At a final point, the data gathered from this study underline that care should be taken to prevent bony disorders such as bone loss at the distal clavicle or large bone tunnels created in the clavicle or/and coracoid. The precise amount of recommended resection length at the distal clavicle remains unknown, however may not exceed the 5 mm recommend by the authors. In the past ten years, surgical techniques to address the ACJ in the acute and chronic condition have continuously evolved by introducing arthroscopically assisted procedures and becoming much less invasive. [9, 23] The authors believe that especially revision surgeries may benefit from an arthroscopic approach. From the subacromial view, instability of the ACJ and the amount of bone resection at the distal clavicle can be confirmed under direct visualization and concomitant pathologies such as SLAP lesions or biceps tendinitis may be addressed in the same surgery. Furthermore, arthroscopic visualization enables safe placement of the coracoid button at the base of the coracoid process.
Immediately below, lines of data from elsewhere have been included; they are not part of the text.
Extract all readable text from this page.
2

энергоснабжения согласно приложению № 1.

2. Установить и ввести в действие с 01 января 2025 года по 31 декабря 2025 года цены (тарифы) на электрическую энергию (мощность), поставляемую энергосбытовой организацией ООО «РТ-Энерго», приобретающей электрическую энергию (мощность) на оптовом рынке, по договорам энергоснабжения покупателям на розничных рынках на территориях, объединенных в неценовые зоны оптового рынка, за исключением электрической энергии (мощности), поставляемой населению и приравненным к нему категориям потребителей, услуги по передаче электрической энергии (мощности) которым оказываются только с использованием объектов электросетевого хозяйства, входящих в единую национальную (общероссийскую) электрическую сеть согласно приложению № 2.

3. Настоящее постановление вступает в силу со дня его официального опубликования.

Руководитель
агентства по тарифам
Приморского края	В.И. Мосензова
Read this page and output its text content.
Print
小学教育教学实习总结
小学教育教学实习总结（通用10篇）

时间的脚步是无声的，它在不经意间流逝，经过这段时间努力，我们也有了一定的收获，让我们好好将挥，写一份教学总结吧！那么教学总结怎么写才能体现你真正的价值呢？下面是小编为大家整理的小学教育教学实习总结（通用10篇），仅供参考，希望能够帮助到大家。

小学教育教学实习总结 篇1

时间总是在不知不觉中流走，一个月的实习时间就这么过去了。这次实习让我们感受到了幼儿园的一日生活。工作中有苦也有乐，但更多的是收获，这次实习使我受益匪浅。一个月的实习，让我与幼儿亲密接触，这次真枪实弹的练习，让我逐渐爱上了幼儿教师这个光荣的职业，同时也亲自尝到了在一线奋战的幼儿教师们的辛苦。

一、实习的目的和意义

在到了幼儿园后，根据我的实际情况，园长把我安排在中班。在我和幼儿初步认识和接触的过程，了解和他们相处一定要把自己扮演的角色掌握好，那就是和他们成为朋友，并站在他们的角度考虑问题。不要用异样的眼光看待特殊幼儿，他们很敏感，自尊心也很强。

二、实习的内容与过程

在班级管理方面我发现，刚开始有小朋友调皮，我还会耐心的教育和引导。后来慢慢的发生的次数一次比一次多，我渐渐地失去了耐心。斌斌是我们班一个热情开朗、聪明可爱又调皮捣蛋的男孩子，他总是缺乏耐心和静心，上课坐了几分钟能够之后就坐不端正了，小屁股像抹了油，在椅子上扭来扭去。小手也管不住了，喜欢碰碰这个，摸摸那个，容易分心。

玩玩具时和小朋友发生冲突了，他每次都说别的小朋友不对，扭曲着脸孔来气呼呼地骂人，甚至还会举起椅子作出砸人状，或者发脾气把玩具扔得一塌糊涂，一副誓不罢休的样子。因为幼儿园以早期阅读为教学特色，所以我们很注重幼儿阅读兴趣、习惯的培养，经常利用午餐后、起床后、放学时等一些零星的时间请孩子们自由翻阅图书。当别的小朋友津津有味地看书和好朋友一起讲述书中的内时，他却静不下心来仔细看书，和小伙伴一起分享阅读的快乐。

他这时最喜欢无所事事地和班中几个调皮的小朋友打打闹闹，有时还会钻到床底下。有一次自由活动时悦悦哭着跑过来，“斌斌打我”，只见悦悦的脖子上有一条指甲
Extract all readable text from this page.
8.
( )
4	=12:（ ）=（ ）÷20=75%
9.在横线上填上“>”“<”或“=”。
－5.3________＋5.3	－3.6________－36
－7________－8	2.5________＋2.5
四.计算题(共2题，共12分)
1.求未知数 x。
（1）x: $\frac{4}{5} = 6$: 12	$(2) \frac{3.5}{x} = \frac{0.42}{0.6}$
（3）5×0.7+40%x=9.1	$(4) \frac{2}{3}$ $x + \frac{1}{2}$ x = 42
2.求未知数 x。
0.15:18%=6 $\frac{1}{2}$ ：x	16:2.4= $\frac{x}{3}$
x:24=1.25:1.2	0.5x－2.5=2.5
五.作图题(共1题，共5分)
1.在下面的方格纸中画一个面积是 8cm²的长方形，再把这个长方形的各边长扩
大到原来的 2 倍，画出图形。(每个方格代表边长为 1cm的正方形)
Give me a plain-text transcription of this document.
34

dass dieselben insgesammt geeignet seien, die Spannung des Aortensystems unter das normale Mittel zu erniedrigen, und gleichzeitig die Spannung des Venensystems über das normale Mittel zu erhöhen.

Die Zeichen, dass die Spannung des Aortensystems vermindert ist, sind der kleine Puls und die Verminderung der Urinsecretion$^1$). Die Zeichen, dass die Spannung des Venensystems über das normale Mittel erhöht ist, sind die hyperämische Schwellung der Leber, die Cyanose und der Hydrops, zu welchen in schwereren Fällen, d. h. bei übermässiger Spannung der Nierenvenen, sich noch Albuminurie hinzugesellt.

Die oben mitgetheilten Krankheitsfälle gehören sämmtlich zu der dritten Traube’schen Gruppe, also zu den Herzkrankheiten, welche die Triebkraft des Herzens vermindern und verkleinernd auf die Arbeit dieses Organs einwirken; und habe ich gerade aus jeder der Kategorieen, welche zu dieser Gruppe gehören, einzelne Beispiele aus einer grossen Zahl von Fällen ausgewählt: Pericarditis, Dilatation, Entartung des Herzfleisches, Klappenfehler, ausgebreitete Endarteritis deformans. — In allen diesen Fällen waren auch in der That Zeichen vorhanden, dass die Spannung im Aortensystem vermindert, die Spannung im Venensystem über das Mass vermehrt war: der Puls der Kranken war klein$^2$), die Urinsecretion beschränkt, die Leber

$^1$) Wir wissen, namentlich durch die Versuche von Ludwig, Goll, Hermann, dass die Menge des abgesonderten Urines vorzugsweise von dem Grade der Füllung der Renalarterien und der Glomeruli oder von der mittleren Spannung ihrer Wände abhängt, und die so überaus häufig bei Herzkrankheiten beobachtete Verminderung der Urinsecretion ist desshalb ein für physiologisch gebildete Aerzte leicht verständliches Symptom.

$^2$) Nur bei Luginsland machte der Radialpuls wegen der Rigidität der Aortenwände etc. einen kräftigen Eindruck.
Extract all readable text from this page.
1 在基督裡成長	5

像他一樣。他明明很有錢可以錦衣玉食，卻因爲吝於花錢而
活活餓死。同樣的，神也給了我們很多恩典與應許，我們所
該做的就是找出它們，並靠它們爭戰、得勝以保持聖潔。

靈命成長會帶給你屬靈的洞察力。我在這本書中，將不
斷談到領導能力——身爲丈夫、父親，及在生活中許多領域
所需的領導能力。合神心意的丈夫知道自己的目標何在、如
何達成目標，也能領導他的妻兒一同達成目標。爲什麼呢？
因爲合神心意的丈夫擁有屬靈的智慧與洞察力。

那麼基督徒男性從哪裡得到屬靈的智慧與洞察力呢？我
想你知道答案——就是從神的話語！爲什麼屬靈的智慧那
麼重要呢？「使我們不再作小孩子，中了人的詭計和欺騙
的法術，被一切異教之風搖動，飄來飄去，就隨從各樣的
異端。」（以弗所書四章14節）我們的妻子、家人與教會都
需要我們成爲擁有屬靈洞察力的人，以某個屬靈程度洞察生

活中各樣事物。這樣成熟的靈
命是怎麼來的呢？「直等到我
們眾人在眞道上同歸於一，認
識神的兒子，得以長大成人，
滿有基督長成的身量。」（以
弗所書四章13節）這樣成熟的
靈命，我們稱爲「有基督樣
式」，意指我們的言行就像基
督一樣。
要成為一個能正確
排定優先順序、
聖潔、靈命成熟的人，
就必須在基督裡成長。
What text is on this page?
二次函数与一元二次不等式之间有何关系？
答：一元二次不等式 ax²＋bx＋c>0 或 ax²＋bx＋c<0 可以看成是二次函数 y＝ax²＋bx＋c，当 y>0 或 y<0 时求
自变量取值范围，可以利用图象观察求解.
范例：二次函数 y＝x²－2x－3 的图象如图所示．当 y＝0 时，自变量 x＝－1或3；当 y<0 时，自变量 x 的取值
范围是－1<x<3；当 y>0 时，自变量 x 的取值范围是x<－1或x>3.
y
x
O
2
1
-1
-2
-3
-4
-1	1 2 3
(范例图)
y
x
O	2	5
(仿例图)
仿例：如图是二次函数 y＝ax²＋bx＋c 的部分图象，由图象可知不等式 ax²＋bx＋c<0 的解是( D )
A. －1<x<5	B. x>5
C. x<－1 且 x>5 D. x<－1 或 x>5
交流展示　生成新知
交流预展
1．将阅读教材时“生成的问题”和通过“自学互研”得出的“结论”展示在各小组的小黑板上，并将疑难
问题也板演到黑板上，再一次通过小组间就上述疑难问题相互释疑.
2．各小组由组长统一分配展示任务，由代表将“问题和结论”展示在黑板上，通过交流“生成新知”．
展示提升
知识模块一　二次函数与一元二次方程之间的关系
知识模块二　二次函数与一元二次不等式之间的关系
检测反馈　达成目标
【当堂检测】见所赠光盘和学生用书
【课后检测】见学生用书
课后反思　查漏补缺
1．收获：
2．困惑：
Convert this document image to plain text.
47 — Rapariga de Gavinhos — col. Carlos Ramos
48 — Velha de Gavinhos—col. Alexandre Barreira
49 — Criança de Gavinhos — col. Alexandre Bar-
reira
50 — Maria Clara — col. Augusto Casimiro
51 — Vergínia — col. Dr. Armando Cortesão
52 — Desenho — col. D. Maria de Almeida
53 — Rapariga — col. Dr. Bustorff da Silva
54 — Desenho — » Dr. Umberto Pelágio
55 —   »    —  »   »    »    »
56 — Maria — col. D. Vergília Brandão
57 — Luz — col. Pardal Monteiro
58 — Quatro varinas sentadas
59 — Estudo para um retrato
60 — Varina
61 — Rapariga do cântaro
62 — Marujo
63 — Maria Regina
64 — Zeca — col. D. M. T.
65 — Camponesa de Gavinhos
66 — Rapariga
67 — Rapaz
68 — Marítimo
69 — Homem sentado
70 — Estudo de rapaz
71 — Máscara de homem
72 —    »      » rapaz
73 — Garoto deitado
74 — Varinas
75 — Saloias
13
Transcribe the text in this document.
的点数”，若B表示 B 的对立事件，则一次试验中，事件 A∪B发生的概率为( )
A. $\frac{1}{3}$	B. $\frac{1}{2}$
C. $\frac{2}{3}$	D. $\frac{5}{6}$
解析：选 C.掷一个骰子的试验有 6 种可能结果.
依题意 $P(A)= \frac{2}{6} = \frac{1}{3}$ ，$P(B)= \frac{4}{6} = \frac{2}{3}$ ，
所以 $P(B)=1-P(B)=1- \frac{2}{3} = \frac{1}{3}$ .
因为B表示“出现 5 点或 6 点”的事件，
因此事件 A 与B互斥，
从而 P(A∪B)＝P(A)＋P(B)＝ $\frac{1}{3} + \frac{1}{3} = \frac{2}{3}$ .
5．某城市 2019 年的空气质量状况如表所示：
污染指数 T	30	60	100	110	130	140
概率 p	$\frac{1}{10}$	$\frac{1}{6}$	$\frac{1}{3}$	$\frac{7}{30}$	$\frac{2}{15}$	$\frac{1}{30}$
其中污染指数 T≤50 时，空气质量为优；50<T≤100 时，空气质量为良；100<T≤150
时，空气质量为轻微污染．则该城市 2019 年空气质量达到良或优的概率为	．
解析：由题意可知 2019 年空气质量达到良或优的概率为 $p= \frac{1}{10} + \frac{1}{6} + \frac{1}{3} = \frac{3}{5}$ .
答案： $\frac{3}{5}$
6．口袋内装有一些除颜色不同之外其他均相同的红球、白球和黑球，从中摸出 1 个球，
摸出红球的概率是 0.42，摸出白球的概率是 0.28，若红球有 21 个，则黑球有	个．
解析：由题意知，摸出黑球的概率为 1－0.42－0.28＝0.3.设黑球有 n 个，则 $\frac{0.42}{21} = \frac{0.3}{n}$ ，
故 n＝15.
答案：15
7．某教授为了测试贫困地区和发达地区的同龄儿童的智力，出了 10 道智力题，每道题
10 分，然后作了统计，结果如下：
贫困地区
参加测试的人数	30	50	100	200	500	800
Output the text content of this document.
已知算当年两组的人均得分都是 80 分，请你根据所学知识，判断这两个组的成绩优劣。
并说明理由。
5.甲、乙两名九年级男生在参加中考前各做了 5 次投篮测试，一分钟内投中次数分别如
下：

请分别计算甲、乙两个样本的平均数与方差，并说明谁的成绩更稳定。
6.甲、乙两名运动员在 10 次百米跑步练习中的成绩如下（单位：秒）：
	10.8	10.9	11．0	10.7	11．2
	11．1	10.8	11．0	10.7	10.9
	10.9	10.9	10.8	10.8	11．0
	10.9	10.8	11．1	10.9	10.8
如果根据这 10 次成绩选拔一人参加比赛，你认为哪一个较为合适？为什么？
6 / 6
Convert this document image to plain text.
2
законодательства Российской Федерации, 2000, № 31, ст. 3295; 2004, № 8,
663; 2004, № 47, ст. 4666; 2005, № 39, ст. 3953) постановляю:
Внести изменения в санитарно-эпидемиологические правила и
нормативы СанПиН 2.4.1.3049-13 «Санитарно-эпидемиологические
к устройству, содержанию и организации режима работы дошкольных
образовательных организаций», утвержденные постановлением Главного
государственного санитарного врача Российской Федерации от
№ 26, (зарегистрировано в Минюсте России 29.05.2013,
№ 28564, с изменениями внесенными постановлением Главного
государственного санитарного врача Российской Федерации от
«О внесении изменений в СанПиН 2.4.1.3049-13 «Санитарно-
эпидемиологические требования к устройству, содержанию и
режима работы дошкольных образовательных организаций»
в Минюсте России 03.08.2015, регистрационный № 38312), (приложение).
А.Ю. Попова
There were several limitations to this study. The limitations of the present case series include the retrospective nature with a limited number of patients and heterogenic preoperative patients’ history. However, the number of patients is limited due to the rare nature of the pathology itself. To this, current literature investigating revision ACJ surgery reported on smaller or similar patient cohorts. [4, 17, 29] Given the retrospective character of the study, there were no preoperative functional scores for comparison to the postoperative result. Also, the series may be underpowered to draw a definitive conclusion about which fixation method is preferable and if age, number of prior surgeries, manner of prior surgery and mm of excision of the lateral clavicle have an influence on the postoperative result. As such, all observations may be limited to a type II error due to the small patient cohort. Another limitation was that two surgical techniques were used depending on the kind of instability: moreover, smaller modifications such variations of AC reconstruction (box technique vs. figure of eight) or the use of a different graft (semitendinosus tendon) confound comparability.

Conclusion

The presented arthroscopic assisted ACJ stabilization technique in patients with iatrogenic vertical and/or horizontal instability due to DCE leads to good functional and clinical outcomes, however, ongoing impairment of shoulder function with a high complication rate of 33% may be expected. More importantly, all patients included would undergo the same surgical procedure again, as it was noted to significantly reduce the impairment when compared to the preoperative status. As such, a subjective shoulder function improvement of 58.8% with a return-to-work rate of 88.9% and return-to-sport rate of 55.5% was reached at the final follow-up.

Compared to the good and excellent results known after acute or chronic AC joint stabilization procedures, the postoperative clinical outcomes following stabilization procedures after DCR remain weak. Therefore, this study underlines the importance of a thorough knowledge about the complex ligamentous and bony stability of the ACJ before performing any ACJ surgery in order to avoid these difficult-to-treat cases in the future.